The groups also want Biden to present a comprehensive plan to facilitate the return to the United States of the 6,000 to 7,000 he placed on “Remain in Mexico” since a federal court in Texas compelled him to do so last year.

“Despite new safeguards put in place by the administration, this is a fundamentally flawed policy,” said Savitri Arvey, policy adviser for the Women’s Refugee Commission.

She said she recently traveled to Mexico and spoke to women in constant fear of physical and psychological harm in cities where they have previously been assaulted. Most of those the administration has placed on MPP are single men, but some women and members of the LGBT community have been sent back as well, Arvey said.

“They should have never been sent to Mexico in the first place,” she said.  “Not one of those I spoke to in Mexican shelters had legal representation. … It’s very difficult to win a case without representation.”

Other advocates from organizations having signed the letter said the “Remain in Mexico” policy remains a cruel one, regardless of which administration is implementing it.

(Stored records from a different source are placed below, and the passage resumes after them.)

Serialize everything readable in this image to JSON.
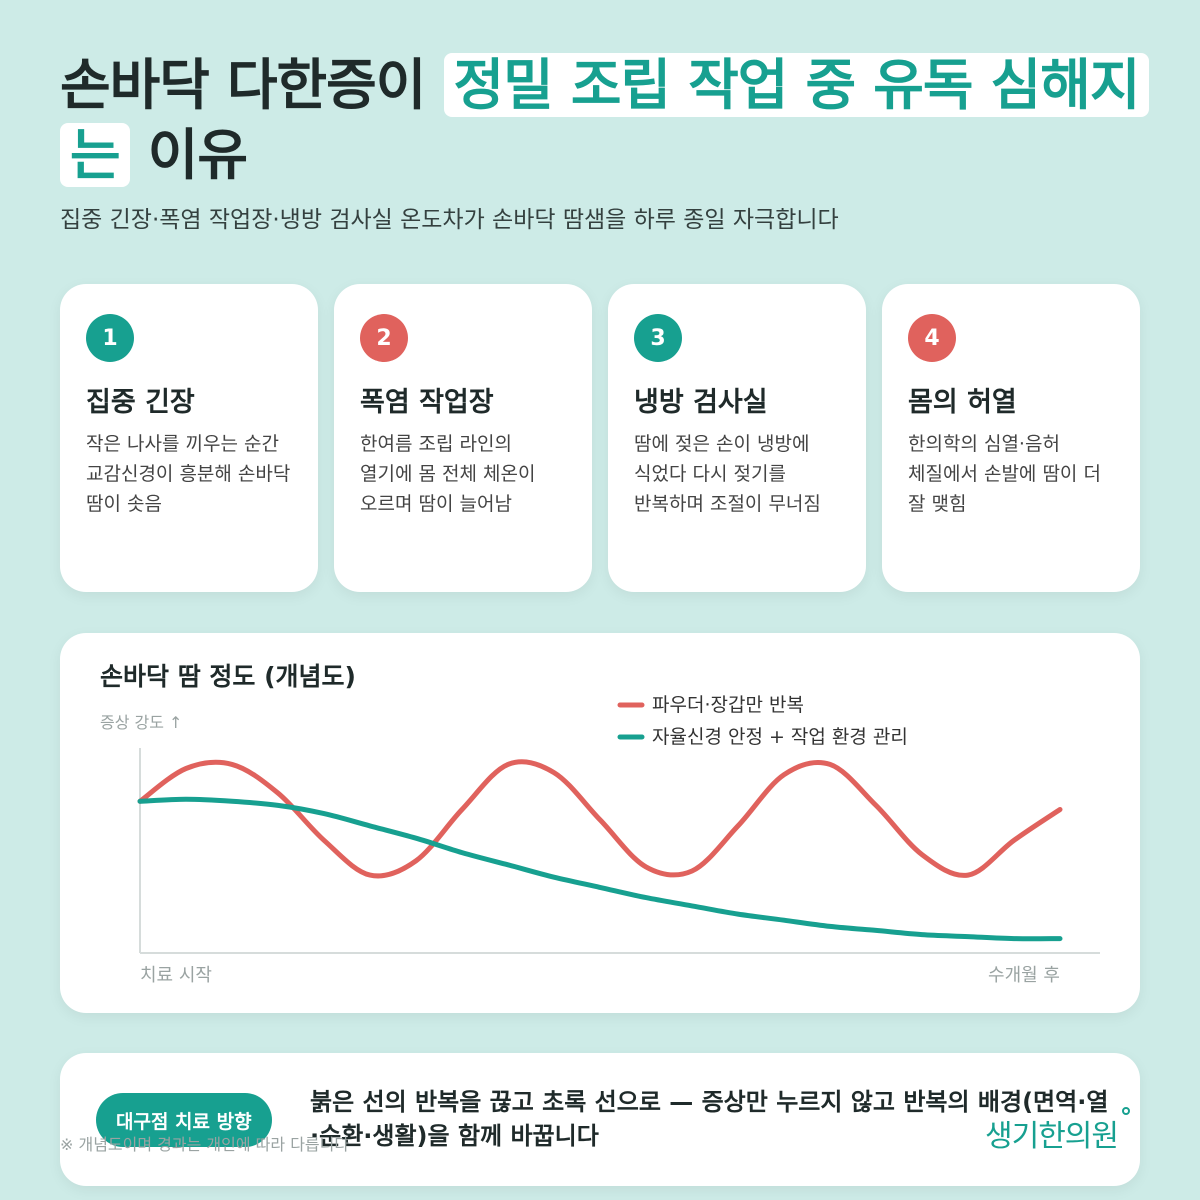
{
  "header": {
    "title_prefix": "손바닥 다한증이",
    "title_highlight_1": "정밀 조립 작업 중 유독 심해지",
    "title_highlight_2": "는",
    "title_suffix": "이유",
    "subtitle": "집중 긴장·폭염 작업장·냉방 검사실 온도차가 손바닥 땀샘을 하루 종일 자극합니다"
  },
  "cards": [
    {
      "num": "1",
      "color": "teal",
      "title": "집중 긴장",
      "desc": "작은 나사를 끼우는 순간 교감신경이 흥분해 손바닥 땀이 솟음"
    },
    {
      "num": "2",
      "color": "red",
      "title": "폭염 작업장",
      "desc": "한여름 조립 라인의 열기에 몸 전체 체온이 오르며 땀이 늘어남"
    },
    {
      "num": "3",
      "color": "teal",
      "title": "냉방 검사실",
      "desc": "땀에 젖은 손이 냉방에 식었다 다시 젖기를 반복하며 조절이 무너짐"
    },
    {
      "num": "4",
      "color": "red",
      "title": "몸의 허열",
      "desc": "한의학의 심열·음허 체질에서 손발에 땀이 더 잘 맺힘"
    }
  ],
  "chart_data": {
    "type": "line",
    "title": "손바닥 땀 정도 (개념도)",
    "ylabel": "증상 강도 ↑",
    "xlabel_start": "치료 시작",
    "xlabel_end": "수개월 후",
    "x": [
      0,
      0.05,
      0.1,
      0.15,
      0.2,
      0.25,
      0.3,
      0.35,
      0.4,
      0.45,
      0.5,
      0.55,
      0.6,
      0.65,
      0.7,
      0.75,
      0.8,
      0.85,
      0.9,
      0.95,
      1.0
    ],
    "ylim": [
      0,
      1
    ],
    "legend_position": "top-right",
    "series": [
      {
        "name": "파우더·장갑만 반복",
        "color": "#e0625d",
        "values": [
          0.74,
          0.9,
          0.92,
          0.78,
          0.55,
          0.38,
          0.45,
          0.7,
          0.92,
          0.88,
          0.65,
          0.42,
          0.4,
          0.62,
          0.87,
          0.92,
          0.72,
          0.48,
          0.38,
          0.55,
          0.7
        ]
      },
      {
        "name": "자율신경 안정 + 작업 환경 관리",
        "color": "#17a090",
        "values": [
          0.74,
          0.75,
          0.74,
          0.72,
          0.68,
          0.62,
          0.56,
          0.49,
          0.43,
          0.37,
          0.32,
          0.27,
          0.23,
          0.19,
          0.16,
          0.13,
          0.11,
          0.09,
          0.08,
          0.07,
          0.07
        ]
      }
    ]
  },
  "bottom": {
    "pill": "대구점 치료 방향",
    "text": "붉은 선의 반복을 끊고 초록 선으로 — 증상만 누르지 않고 반복의 배경(면역·열·순환·생활)을 함께 바꿉니다",
    "footnote": "※ 개념도이며 경과는 개인에 따라 다릅니다",
    "logo": "생기한의원"
  },
  "colors": {
    "background": "#cdebe7",
    "teal": "#17a090",
    "red": "#e0625d"
  }
}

Marisa Limon Garza, director of advocacy for the Hope Border Institute in El Paso, said she met a Nicaraguan asylum-seeker in Juarez who described his brief detention in the United States as dehumanizing and said he was discriminated at a Mexican shelter because of the color of his skin and the Indigenous language he speaks.

The man she identified as “Jacob” told her Mexican authorities extorted him in the state of Oaxaca, that he experienced overcrowding and difficulty accessing showers in a U.S. detention center and missed his court date after contracting chicken pox at a Juarez shelter and being quarantined for a month.

Jacob fled Nicaragua after being fired from a teaching job for not participating in Sandinista Party political activities and has struggled since to provide for his family by holding menial jobs. His uncle was killed by paramilitaries and he himself was wounded before fleeing to another Central American country and, eventually, the United States, Limon said.

“The realities of ‘Remain in Mexico’ are those of violence and preying on the most vulnerable among us,” she said. “I initially had the false impression this program would not be as bad as before. […] This is a program of family separation and affects people directly.”